Futurebook Conference (I wasn't there)

I was on a plane.

So, while you wretched lot were boozing it up at the FutureBook Conference, listening to Charlie Redmayne tell you true things about branding and all kinds of other coolness, I was doing a seven and a half hour prison sentence with a furious fifteen month old and a vast quantity of projectile humous. You lucky lucky lucky lucky lucky people.

The takeaways (I have used this word; I now wish I never had, so that I could disparage it as stinky and eebil) seem to have been pretty much exactly the ones I would have wished, supporting the thesis that you should just let people get on with it rather than trying to persuade them of anything. The ongoing discussion about digital also seems to be going in good directions elsewhere.

But there are still a couple of things which maybe need to be said aloud:

1. "accounting structures" are not a good reason to do anything. More specifically, the argument that it is hard to bundle ebooks and paper books for sale together because many publishers account them separately? A very bad argument. Movies and comics are now sold like this. Why? Because it's the logical way to sell media in a digital age.
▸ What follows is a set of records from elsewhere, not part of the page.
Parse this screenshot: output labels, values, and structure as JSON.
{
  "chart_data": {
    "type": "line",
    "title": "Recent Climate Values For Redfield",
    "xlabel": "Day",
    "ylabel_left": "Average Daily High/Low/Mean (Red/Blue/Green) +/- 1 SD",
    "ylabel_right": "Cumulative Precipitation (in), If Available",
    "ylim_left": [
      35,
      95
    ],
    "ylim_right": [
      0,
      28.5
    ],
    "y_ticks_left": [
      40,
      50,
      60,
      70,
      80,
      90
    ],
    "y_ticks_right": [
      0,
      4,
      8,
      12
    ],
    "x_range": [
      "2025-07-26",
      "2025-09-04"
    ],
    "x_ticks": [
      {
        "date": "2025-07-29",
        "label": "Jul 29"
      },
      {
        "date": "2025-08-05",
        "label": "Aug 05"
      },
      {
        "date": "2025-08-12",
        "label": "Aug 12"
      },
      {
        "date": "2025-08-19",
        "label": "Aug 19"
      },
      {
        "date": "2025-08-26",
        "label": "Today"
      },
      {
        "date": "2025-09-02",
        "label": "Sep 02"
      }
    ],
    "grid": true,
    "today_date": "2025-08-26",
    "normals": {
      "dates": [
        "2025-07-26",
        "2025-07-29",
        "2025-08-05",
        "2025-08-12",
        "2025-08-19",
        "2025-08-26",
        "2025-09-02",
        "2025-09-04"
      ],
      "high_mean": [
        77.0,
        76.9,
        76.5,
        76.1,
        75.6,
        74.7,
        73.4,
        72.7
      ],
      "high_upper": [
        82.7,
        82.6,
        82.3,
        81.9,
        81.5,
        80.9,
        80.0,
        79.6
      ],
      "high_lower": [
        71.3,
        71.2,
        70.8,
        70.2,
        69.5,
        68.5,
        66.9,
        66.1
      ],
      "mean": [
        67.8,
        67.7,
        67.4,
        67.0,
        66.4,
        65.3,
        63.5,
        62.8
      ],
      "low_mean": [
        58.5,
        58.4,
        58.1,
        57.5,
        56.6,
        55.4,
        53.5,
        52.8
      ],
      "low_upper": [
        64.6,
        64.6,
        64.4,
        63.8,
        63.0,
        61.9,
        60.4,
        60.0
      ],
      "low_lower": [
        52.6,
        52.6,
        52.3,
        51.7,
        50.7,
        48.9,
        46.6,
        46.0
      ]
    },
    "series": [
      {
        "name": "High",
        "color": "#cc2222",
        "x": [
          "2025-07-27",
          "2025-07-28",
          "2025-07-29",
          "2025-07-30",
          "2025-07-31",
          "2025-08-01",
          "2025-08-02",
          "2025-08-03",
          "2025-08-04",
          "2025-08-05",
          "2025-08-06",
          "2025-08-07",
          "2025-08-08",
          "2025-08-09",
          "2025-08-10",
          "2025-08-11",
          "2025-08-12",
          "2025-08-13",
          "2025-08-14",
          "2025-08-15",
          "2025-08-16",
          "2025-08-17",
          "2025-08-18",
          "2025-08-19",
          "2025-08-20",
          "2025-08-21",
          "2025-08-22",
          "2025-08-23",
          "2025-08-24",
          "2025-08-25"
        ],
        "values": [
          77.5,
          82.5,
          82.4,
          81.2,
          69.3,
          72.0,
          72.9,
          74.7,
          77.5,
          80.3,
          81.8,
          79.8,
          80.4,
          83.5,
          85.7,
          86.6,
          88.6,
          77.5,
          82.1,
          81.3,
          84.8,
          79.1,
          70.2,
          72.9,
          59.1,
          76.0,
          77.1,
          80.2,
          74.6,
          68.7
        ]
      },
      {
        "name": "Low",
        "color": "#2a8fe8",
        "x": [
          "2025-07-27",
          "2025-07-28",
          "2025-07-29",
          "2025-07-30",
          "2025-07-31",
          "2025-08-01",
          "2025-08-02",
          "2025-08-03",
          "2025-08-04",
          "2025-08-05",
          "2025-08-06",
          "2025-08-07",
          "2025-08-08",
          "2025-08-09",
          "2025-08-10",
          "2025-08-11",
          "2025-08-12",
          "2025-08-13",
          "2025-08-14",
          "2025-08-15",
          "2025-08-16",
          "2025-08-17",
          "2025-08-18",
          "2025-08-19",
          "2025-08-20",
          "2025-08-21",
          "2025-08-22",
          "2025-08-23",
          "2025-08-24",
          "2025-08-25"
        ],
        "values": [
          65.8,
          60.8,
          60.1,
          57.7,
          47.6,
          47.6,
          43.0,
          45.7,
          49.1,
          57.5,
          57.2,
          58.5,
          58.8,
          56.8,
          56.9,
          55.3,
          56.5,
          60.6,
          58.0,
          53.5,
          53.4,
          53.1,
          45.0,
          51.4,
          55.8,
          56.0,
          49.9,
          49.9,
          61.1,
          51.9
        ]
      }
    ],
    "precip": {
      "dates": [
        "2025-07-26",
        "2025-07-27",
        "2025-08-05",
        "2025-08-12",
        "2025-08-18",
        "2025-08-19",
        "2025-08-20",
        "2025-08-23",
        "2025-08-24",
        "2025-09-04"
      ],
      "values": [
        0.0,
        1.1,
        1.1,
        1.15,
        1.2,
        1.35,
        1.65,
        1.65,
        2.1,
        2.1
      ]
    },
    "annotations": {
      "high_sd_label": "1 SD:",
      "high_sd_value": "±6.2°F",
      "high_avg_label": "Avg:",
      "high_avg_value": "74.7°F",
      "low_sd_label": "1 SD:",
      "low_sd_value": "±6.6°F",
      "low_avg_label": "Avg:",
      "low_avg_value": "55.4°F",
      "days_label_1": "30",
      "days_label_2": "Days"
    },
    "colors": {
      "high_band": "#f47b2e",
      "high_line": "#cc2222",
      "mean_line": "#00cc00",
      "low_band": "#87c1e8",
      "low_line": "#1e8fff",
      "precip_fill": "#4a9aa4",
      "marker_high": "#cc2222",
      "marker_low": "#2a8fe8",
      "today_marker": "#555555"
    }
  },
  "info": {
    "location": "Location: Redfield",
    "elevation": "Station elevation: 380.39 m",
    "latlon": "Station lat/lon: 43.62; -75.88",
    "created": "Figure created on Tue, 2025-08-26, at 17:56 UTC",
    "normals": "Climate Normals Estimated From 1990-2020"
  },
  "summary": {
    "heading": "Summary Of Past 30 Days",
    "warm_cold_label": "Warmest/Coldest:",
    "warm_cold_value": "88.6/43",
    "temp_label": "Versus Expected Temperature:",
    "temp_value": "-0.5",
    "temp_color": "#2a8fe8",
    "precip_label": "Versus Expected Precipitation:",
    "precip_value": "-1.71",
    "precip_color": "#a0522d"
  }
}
2. We are doing really well catching up - yay! - but catching up is not enough. We have to take the field and make it ours again - urgh! I had a fascinating but frustrated conversation with some booksellers recently, and we designed the perfect bookselling environment in our heads: in-store wireless, apps, dedicated reader. Stalk through the store, buy paper books. Identify books you might want, scan of photograph them to your app, get offered prequels, sequels, other books by the same author, similar books. Get offered electronic versions, bundles, 1-day paper delivery to your home if they're not in stock. People like to walk through bookshops. They do not always buy the books at the time, and indeed they do make lists for subsequent purchase online. That is not good. Harness it!

3. I still believe that a distributed sales system where the reader of a book can recommend it and benefit in a small way - reward points? discounts? - from any subsequent sale to the person to whom they recommended it would be a killer app.

More anon - but in the mean time, it's great to be back in London. Hope you all had a lovely first week of December. And I'm sad to have missed what I hear was some really great post-Futurebook dancing. (Yes, I know who you are.)